The FCA has raised concerns about savers moving into drawdown without advice, but says that it is unlikely to make seeing an IFA compulsory as those with smaller pension pots could be better served by online tools than full face-to-face advice.
The regulator has published interim findings from its retirement outcomes review which found the proportion of savers going into non-advised drawdown has gone from 5 per cent to 30 per cent since the pension freedoms reforms were introduced.
It has suggested a range of measures to tackle the post-pension freedoms market and improve competition for consumers who do not seek advice.
These include additional protections for consumers who buy drawdown without advice; proposals to enable consumers to access some of their savings early without having to move the rest into a drawdown product; and proposals to make it easier to compare and shop around for drawdown products.
Speaking to Money Marketing, FCA director of competition Mary Starks says while managing drawdown is complex the regulator is not considering making advice mandatory.
It has also ruled out introducing a threshold for drawdown advice similar to the advice requirement for safeguarded benefits on pots of £30,000 or more.
Starks says: “One of the issues at the moment is many of the pots we are seeing are very small, so even if we were to introduce a threshold many of them would be below it. We are seeing these very small pots being accessed, but it is not obvious that whatever a consumer is doing with a small pot that it merits the cost of full advice.
“More broadly, full advice is not the only solution to helping consumers navigate complexity. As is consistent with the findings of the Financial Advice Market Review, we remain pretty interested in the development of innovative tools to help consumers navigate complexity, particularly people who don’t have a big enough pot to make it worth paying for full, face-to-face professional advice.”
No “Lamborghini crisis”
In its report, the FCA found take-up of the face-to-face Pension Wise service has been poor, with around 10 per cent of those who accessed their pension between July and September last year having a Pension Wise appointment. The Pension Wise website has been more successful, with over 5 million visits since launch.

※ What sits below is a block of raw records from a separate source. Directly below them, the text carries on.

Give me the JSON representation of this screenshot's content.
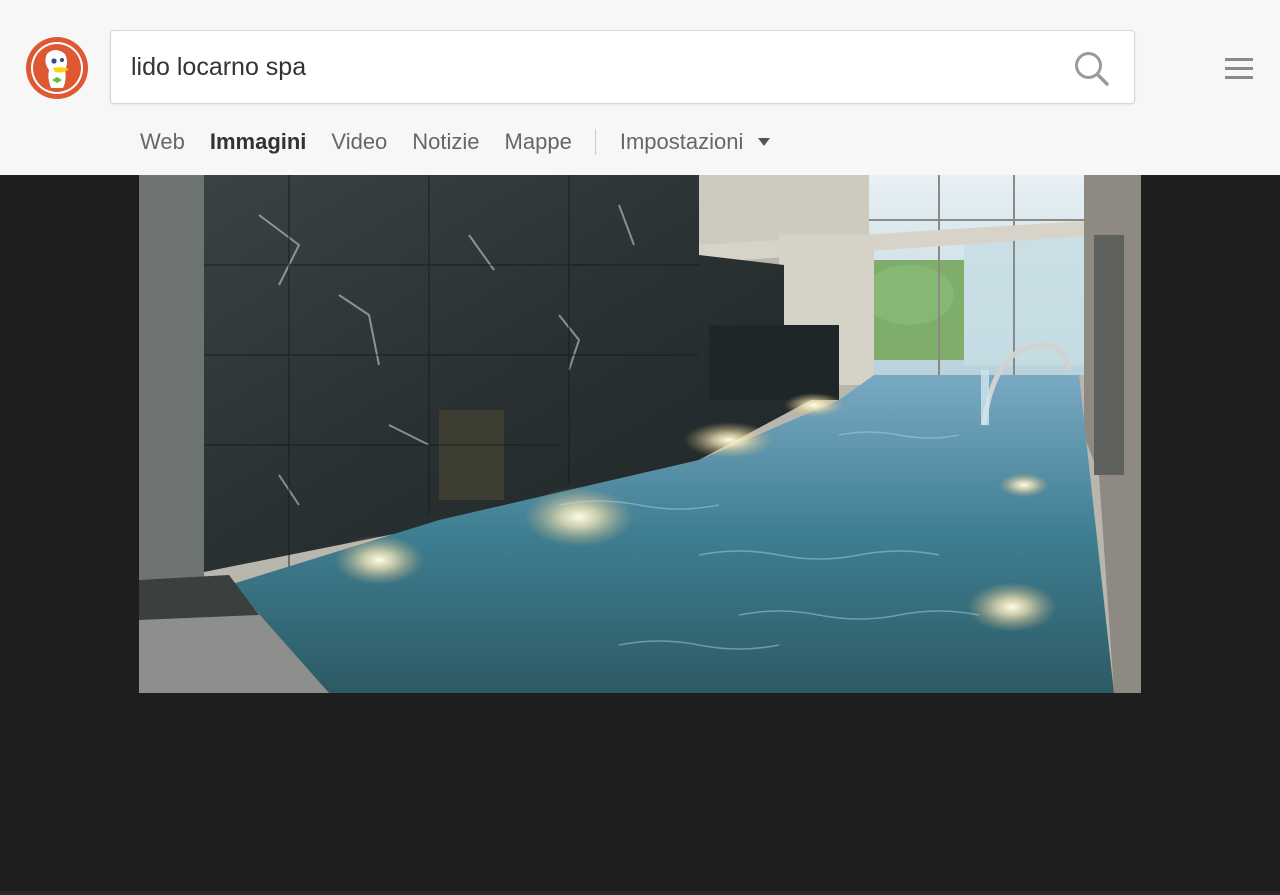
{
  "search": {
    "query": "lido locarno spa"
  },
  "nav": {
    "items": [
      {
        "label": "Web",
        "active": false
      },
      {
        "label": "Immagini",
        "active": true
      },
      {
        "label": "Video",
        "active": false
      },
      {
        "label": "Notizie",
        "active": false
      },
      {
        "label": "Mappe",
        "active": false
      }
    ],
    "settings_label": "Impostazioni"
  },
  "icons": {
    "logo": "duckduckgo-logo",
    "search": "search-icon",
    "menu": "hamburger-menu-icon",
    "settings": "caret-down-icon"
  },
  "colors": {
    "header_bg": "#f7f7f7",
    "viewer_bg": "#1e1e1e",
    "logo_orange": "#de5833"
  }
}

Starks says the challenge is in understanding what consumers are using the Pension Wise website for.
On pension freedoms overall, she says the review is focused on ensuring the retirement market works well in the future, not reversing the reforms altogether.
She says: “This is absolutely not an indictment of pension freedoms. This is about what we need to do as the market evolves to make sure the freedoms work well and put the market on a strong footing for the future.”
Starks says the FCA has not tasked itself with finding out whether the reforms have been a success or failure, or “marking the homework” of pension freedoms.
She welcomes the fact the reforms have not resulted in a “Lamborghini crisis”, with savers cashing out their pensions to fund a jetset lifestyle.
But she says: “People aren’t taking their cash out of their pension pots and blowing it, but a lot of people are taking their cash out of their pots and saving or investing it elsewhere.
“We don’t think it’s a good sign when people are saying they don’t trust pensions or they don’t believe in them. That mistrust element is not a healthy thing in a market. That worries us, as it suggests particularly when there are bigger amounts of money at stake people might be moving their money prematurely, they might be missing out on employer contributions, they might be paying more tax than they need to, or missing out on investment growth through a cash Isa.”
She adds: “There are a series of consequences that come from taking money out of pensions because consumers don’t trust them, and that worries us.”